When doing inference i.e. model.generate(prompt) these things happen:

  1. Load layer matrices from HBM to L2 to SM.
  2. Do matmul, and use tensor cores

Loading part takes much longer than tensor core part.

Suppose we have A100:

  • 108 SM, DRAM 80 G, 40M L2 cache
  • bf16 tensor core: 312 tflops
  • DRAM mem bw, 2.039 TB/s

If model is larger than 80GB, it’s split up:

  • Connection by NVLink 300GB/s = 0.3 T/sec

See the problem? 312 TFLOPS » 2.03 TB/s » 0.3 TB/s  » 0.006 TB/s

This seems to show that memory is the main bottleneck. Or is it?

A100 prefers doing 312 operations per each 2.039 loaded bytes. How on Earth can you do 312 operations for approximately 2 bytes?

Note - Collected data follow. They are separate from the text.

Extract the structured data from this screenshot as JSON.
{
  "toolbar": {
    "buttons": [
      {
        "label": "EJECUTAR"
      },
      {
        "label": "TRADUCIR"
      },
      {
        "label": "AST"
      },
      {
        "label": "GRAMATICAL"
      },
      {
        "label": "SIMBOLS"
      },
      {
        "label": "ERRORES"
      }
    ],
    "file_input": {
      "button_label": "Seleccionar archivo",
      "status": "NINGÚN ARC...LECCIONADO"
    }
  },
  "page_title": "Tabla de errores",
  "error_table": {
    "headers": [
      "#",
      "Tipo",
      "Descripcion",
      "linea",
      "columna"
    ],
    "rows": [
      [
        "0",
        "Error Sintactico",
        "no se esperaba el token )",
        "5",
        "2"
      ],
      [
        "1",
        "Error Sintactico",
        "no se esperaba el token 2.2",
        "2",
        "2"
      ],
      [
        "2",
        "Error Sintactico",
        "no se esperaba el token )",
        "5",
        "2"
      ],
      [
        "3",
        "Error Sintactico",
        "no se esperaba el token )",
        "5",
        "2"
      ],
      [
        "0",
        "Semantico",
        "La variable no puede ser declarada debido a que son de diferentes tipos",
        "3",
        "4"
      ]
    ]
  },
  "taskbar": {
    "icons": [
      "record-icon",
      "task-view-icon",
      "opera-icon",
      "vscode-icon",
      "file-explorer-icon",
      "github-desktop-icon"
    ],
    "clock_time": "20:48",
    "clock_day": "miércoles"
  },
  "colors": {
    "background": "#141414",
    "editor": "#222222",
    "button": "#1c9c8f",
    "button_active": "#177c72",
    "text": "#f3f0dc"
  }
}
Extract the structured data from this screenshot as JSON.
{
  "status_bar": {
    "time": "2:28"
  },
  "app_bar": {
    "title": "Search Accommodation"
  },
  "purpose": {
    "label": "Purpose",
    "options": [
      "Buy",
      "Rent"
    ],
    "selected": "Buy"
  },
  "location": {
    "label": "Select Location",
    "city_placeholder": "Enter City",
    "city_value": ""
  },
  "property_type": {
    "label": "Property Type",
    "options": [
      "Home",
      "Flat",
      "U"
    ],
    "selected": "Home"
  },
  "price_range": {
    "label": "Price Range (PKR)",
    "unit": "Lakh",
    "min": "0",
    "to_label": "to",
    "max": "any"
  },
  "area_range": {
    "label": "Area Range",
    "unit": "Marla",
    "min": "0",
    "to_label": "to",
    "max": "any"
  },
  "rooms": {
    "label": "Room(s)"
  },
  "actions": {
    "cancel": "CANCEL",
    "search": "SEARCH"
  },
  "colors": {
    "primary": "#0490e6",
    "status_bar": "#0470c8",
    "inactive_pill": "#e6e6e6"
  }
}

The matrix multiplication with 2 N-square matrices, has arithmetic intensity proportional to N. Therefore, larger matrix sizes might actually be compute bound. This also means that there’s some sweet-spot matmul size that the GPU likes most.

This also means that any op that is elementwise (e.g. activaions) will always be memory bound. For example:

  • nn.Linear(1024, 4096), batch size 512, is compute bound
  • nn.Linear(1024, 4096), batch size 1, is memory bound

Kernel fusion works between an nn.Linear and a nn.Relu, or any other activation. Since activation is mem bound, and elementwise, we can immediately apply relu inside CUDA kernel, before returning output to HBM.

Aha. Interesting bit. About online inference. Throughput vs latency:

  • Offline: if we are evaluating the model (offline), and no user waits at the end of the screen, we should increase batch size.
  • Online: if user is waiting, the optimal speed to generate next token is the average human read speed, in tokens. Otherwise human might complain.